Freír el plátano dulce de Canarias da un resultado muy diferente, una textura y sabor que no encaja con la tradición cubana y que a menudo se confunde con el auténtico arroz a la cubana. Esta diferencia es uno de los puntos que más sorprenden cuando se analiza el plato desde una perspectiva más genuina.

Si te interesa conocer mejor el arroz y sus técnicas, este artículo puede resultar muy útil.

El nombre y su identidad cultural

A pesar de todo, no hay que renunciar al nombre "arroz a la cubana". Este ya forma parte de la cultura gastronómica española y discutirlo puede ser una batalla perdida.

Es recomendable probar la receta auténtica, con picadillo y plátano macho, acompañada de una fresca ensalada de tomate y aguacate. Y si sobra picadillo, es un excelente aliado para presumir de táper en el trabajo al día siguiente.
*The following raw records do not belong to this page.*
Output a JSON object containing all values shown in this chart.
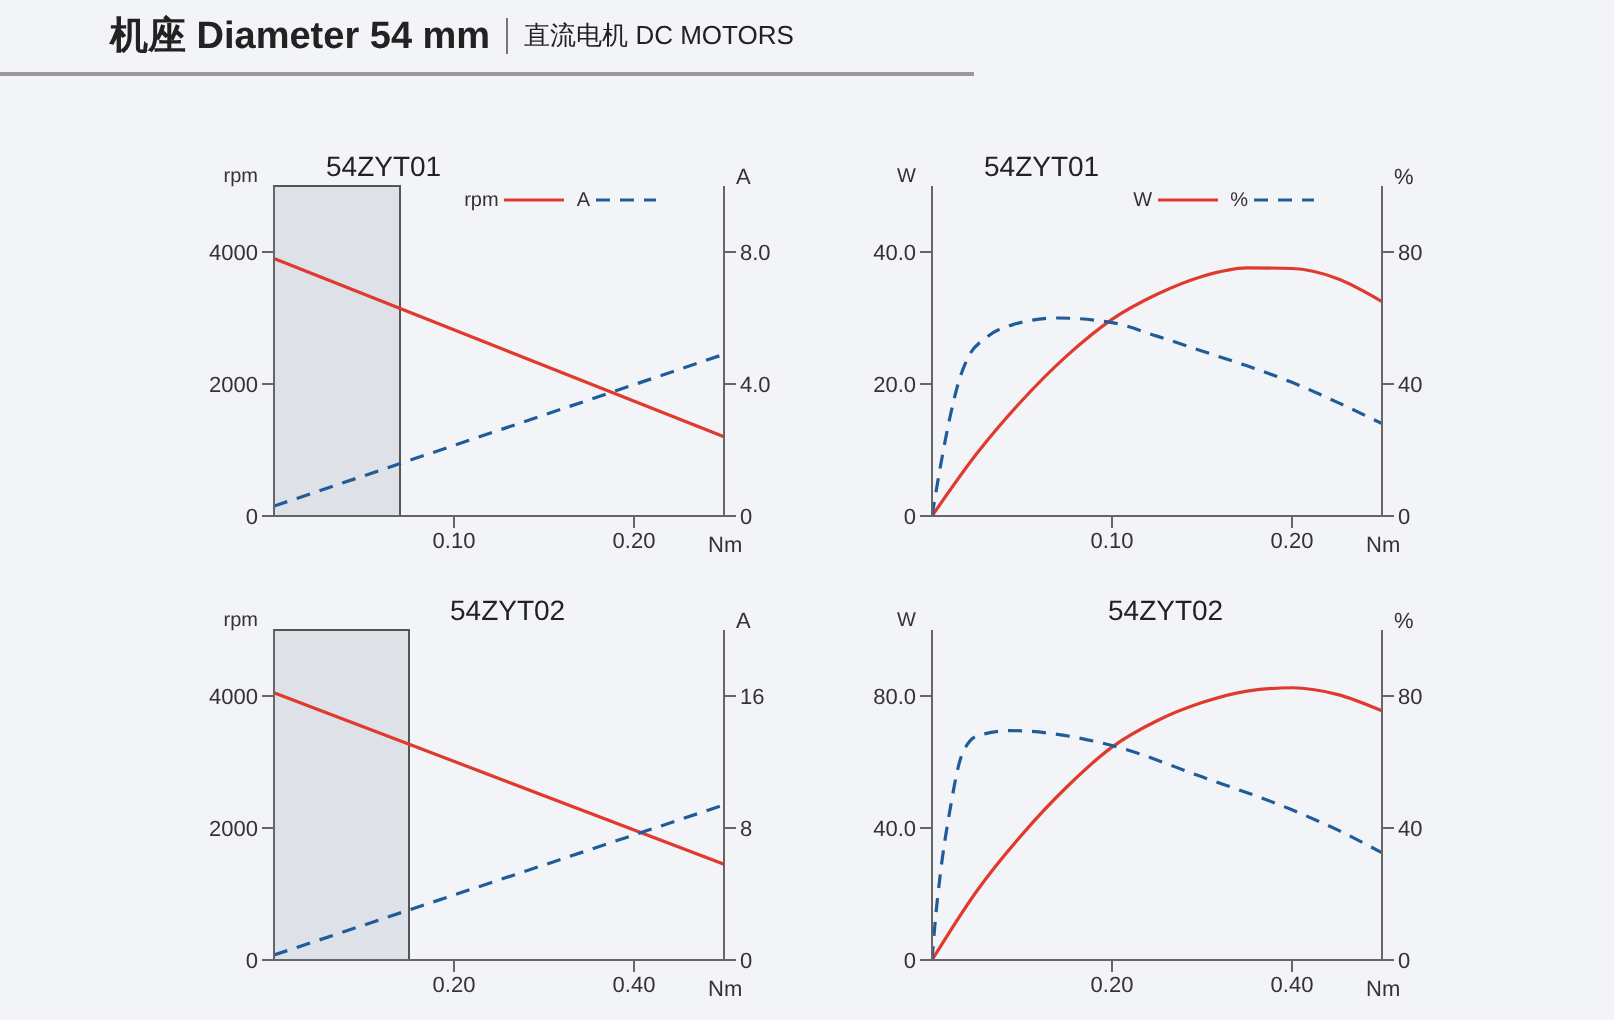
{
  "chart_data": [
    {
      "type": "line",
      "title": "54ZYT01",
      "annotations": [
        "机座 Diameter 54 mm",
        "直流电机 DC MOTORS"
      ],
      "xlabel": "Nm",
      "ylabel": "rpm",
      "y2label": "A",
      "xlim": [
        0,
        0.25
      ],
      "xticks": [
        {
          "value": 0.1,
          "label": "0.10"
        },
        {
          "value": 0.2,
          "label": "0.20"
        }
      ],
      "ylim": [
        0,
        5000
      ],
      "yticks": [
        0,
        2000,
        4000
      ],
      "y2lim": [
        0,
        10
      ],
      "y2ticks": [
        0,
        {
          "value": 4,
          "label": "4.0"
        },
        {
          "value": 8,
          "label": "8.0"
        }
      ],
      "legend": "top right",
      "marker": "none",
      "bands": [
        {
          "axis": "x",
          "from": 0,
          "to": 0.07,
          "color": "#d9dce3"
        }
      ],
      "series": [
        {
          "name": "rpm",
          "color": "#e03a2e",
          "line_style": "solid",
          "x": [
            0,
            0.25
          ],
          "values": [
            3900,
            1200
          ]
        },
        {
          "name": "A",
          "color": "#1e5d9a",
          "line_style": "dashed",
          "axis": "y2",
          "x": [
            0,
            0.25
          ],
          "values": [
            0.3,
            4.9
          ]
        }
      ]
    },
    {
      "type": "line",
      "title": "54ZYT01",
      "xlabel": "Nm",
      "ylabel": "W",
      "y2label": "%",
      "xlim": [
        0,
        0.25
      ],
      "xticks": [
        {
          "value": 0.1,
          "label": "0.10"
        },
        {
          "value": 0.2,
          "label": "0.20"
        }
      ],
      "ylim": [
        0,
        50
      ],
      "yticks": [
        0,
        {
          "value": 20,
          "label": "20.0"
        },
        {
          "value": 40,
          "label": "40.0"
        }
      ],
      "y2lim": [
        0,
        100
      ],
      "y2ticks": [
        0,
        40,
        80
      ],
      "legend": "top right",
      "marker": "none",
      "series": [
        {
          "name": "W",
          "color": "#e03a2e",
          "line_style": "solid",
          "x": [
            0,
            0.025,
            0.05,
            0.075,
            0.1,
            0.125,
            0.15,
            0.175,
            0.2,
            0.225,
            0.25
          ],
          "values": [
            0,
            9.5,
            17.5,
            24.3,
            29.8,
            33.6,
            36.3,
            37.6,
            37.5,
            36,
            32.5
          ]
        },
        {
          "name": "%",
          "color": "#1e5d9a",
          "line_style": "dashed",
          "axis": "y2",
          "x": [
            0,
            0.005,
            0.01,
            0.015,
            0.02,
            0.03,
            0.045,
            0.07,
            0.1,
            0.125,
            0.15,
            0.175,
            0.2,
            0.225,
            0.25
          ],
          "values": [
            0,
            16,
            30,
            41,
            48,
            54,
            58,
            60,
            58.6,
            54.5,
            50,
            45.5,
            40.5,
            34.5,
            28
          ]
        }
      ]
    },
    {
      "type": "line",
      "title": "54ZYT02",
      "xlabel": "Nm",
      "ylabel": "rpm",
      "y2label": "A",
      "xlim": [
        0,
        0.5
      ],
      "xticks": [
        {
          "value": 0.2,
          "label": "0.20"
        },
        {
          "value": 0.4,
          "label": "0.40"
        }
      ],
      "ylim": [
        0,
        5000
      ],
      "yticks": [
        0,
        2000,
        4000
      ],
      "y2lim": [
        0,
        20
      ],
      "y2ticks": [
        0,
        8,
        16
      ],
      "marker": "none",
      "bands": [
        {
          "axis": "x",
          "from": 0,
          "to": 0.15,
          "color": "#d9dce3"
        }
      ],
      "series": [
        {
          "color": "#e03a2e",
          "line_style": "solid",
          "x": [
            0,
            0.5
          ],
          "values": [
            4050,
            1450
          ]
        },
        {
          "color": "#1e5d9a",
          "line_style": "dashed",
          "axis": "y2",
          "x": [
            0,
            0.5
          ],
          "values": [
            0.3,
            9.4
          ]
        }
      ]
    },
    {
      "type": "line",
      "title": "54ZYT02",
      "xlabel": "Nm",
      "ylabel": "W",
      "y2label": "%",
      "xlim": [
        0,
        0.5
      ],
      "xticks": [
        {
          "value": 0.2,
          "label": "0.20"
        },
        {
          "value": 0.4,
          "label": "0.40"
        }
      ],
      "ylim": [
        0,
        100
      ],
      "yticks": [
        0,
        {
          "value": 40,
          "label": "40.0"
        },
        {
          "value": 80,
          "label": "80.0"
        }
      ],
      "y2lim": [
        0,
        100
      ],
      "y2ticks": [
        0,
        40,
        80
      ],
      "marker": "none",
      "series": [
        {
          "color": "#e03a2e",
          "line_style": "solid",
          "x": [
            0,
            0.05,
            0.1,
            0.15,
            0.2,
            0.25,
            0.3,
            0.35,
            0.4,
            0.45,
            0.5
          ],
          "values": [
            0,
            21,
            38,
            52.5,
            64.5,
            72.5,
            78,
            81.5,
            82.5,
            80.5,
            75.5
          ]
        },
        {
          "color": "#1e5d9a",
          "line_style": "dashed",
          "axis": "y2",
          "x": [
            0,
            0.003,
            0.009,
            0.02,
            0.033,
            0.051,
            0.087,
            0.2,
            0.3,
            0.4,
            0.45,
            0.5
          ],
          "values": [
            0,
            10,
            25.5,
            45.5,
            62,
            68,
            69.5,
            65,
            55.5,
            45.5,
            39.5,
            32.5
          ]
        }
      ]
    }
  ]
}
Un plato con historia y viajes

La historia del arroz a la cubana está llena de adaptaciones e influencias que reflejan la complejidad cultural de la cocina caribeña y española. Desde el siglo XIX, cuando Samuel Hazard describió un desayuno en Cuba con huevo frito y tomate, hasta hoy, el plato ha evolucionado.
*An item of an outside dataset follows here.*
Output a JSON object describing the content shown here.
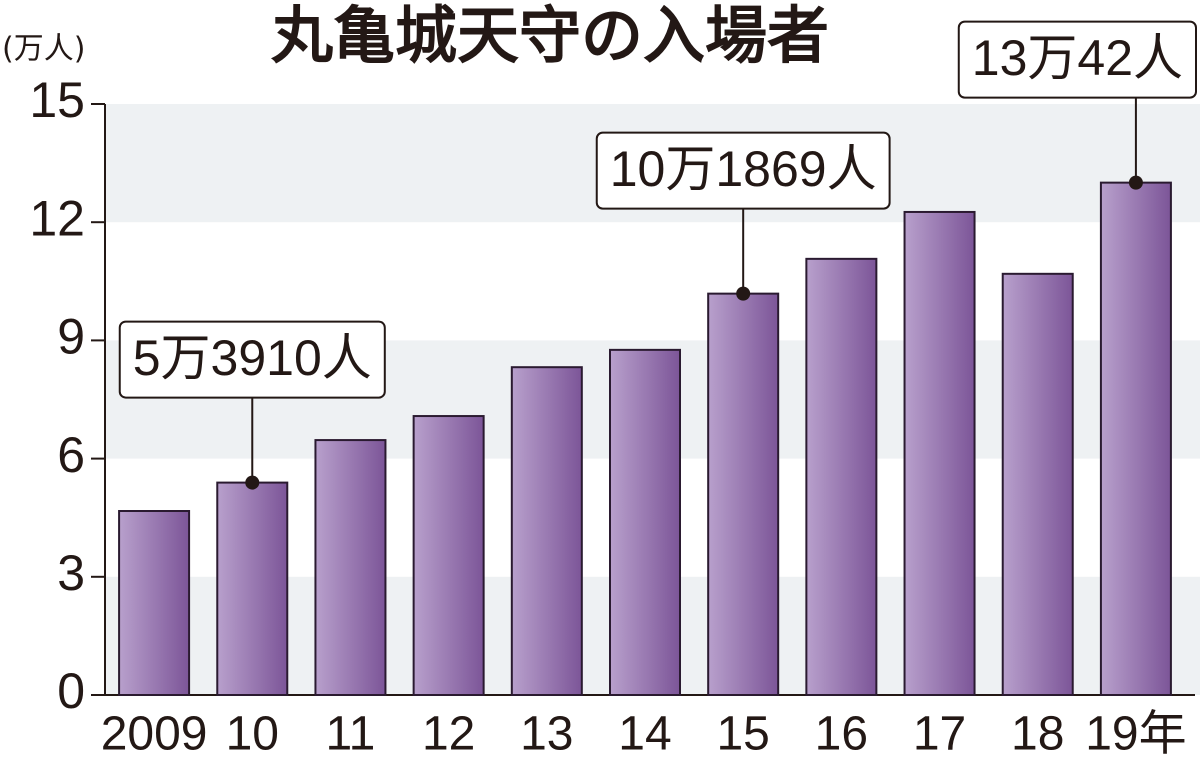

Esta evolución ha creado un clásico que, aunque no sea fiel al origen cubano, es un símbolo de la cocina popular en España y Canarias.

¿Por qué seguir disfrutándolo?

El nombre quizás engaña, pero el placer del arroz a la cubana es real. Tanto si lo preparas con picadillo y plátano macho como con la versión más sencilla, el plato sigue siendo un homenaje a la combinación de arroces, tomate y huevo frito que tantos recuerdos despierta.

La realidad es que este plato, con su salsa de tomate que lo cubre todo y la carne picada que le da cuerpo, sigue siendo uno de los clásicos más queridos, con identidad propia y sabor inconfundible.